だってそうだろう!?私が泣くと言うことはつまり手術が失敗するということじゃないか!

 

 

「…それも間違い」

 

 

…え?

今夜は何度これを繰り返したのだろう?

もう私には訳が分からなくなってきた。

 

 

「…ヒトが涙を流すのは哀しいときだけじゃないわ」

 

 

『綾波!?無事なのか綾波!?』

 

 

「…そしてあなたがしなくてはならないのは」

 

 

『笑えばいいと思うよ』

 

 

ポツリ

何かが私の手のひらの上に落ちた。

…これは?

 

 

「…それは涙。
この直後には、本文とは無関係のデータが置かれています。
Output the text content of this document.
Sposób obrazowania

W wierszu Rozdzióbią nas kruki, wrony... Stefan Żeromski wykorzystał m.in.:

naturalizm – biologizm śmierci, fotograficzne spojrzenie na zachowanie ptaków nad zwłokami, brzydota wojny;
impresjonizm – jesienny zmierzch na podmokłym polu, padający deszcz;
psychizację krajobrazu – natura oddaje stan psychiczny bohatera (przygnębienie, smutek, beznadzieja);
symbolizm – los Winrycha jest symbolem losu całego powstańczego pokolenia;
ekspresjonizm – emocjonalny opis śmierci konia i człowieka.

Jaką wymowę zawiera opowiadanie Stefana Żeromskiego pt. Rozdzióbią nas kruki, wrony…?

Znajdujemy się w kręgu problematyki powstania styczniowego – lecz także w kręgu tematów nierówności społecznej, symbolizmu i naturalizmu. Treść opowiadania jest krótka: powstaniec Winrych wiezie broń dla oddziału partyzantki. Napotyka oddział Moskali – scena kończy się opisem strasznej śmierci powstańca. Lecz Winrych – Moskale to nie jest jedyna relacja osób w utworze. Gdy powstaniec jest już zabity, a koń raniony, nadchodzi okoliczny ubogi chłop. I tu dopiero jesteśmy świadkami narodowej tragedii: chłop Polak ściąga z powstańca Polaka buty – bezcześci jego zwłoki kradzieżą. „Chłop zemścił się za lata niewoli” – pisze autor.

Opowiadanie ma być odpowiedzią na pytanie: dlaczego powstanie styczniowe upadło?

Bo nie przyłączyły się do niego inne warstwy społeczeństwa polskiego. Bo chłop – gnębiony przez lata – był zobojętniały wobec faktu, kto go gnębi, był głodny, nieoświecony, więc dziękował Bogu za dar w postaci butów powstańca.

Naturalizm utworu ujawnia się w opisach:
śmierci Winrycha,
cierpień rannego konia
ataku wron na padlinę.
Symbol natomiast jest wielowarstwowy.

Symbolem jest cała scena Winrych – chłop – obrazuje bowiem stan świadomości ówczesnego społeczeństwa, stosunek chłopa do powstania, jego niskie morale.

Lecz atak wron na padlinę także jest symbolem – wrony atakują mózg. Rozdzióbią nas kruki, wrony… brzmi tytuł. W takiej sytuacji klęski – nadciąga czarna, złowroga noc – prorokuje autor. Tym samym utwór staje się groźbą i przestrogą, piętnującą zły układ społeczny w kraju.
泣いているのはあなた」

 

 

私の目から次々と滴が落ちていった。

 

 

「…あなたの涙は枯れていないわ」

 

 

ひどく優しい声だった。

私の胸が熱くなった。

 
 
 
 

それは滑稽な姿かも知れない。

40代半ばの中年が20代の娘の前で

だが、私にはひどく当たり前のような事のように感じた。

声を押し殺し私は…泣いた。

客も彼女も私が泣き終わるまで放っておいてくれた。

だから私は気が済むまで泣いた。

私はまだ泣けるのだとわかった。

 
 
 
 
 
 
 
 

 

コトン

レイの前にカップが一つ置かれた。

カップの中には暖かいココアが入っている。

レイは視線を横に向けた。

「綾波、お疲れさま」

シンジは微笑んだ。

「…ありがとう碇君」

「え?」

怪訝そうな顔をするシンジ。

レイは心からの微笑みを浮かべた。

 

 
 
 
 
 
 

 

私はコートの襟をかき合わせた。

風邪などひくわけにはいかない。

私には明日大事な予定があるのだ。

そして私の予想通りの答えをもらったら…

 

「…うれし泣きだったらもう一度泣かせてくれるかな?」

年甲斐も無いことを考えて私は顔を赤くした。

 

…もう私の心が枯れることはないだろう。大事なことを思い出したから

妻の口癖はこうだった。

『あなた、嬉しいときには笑うのよ』
 
 
 

 

 

BAR children

 

 
 
 
 

私は店の名前を確認した。

あの子に私の涙と…笑顔を見せてあげた後でもう一度ここに来るために。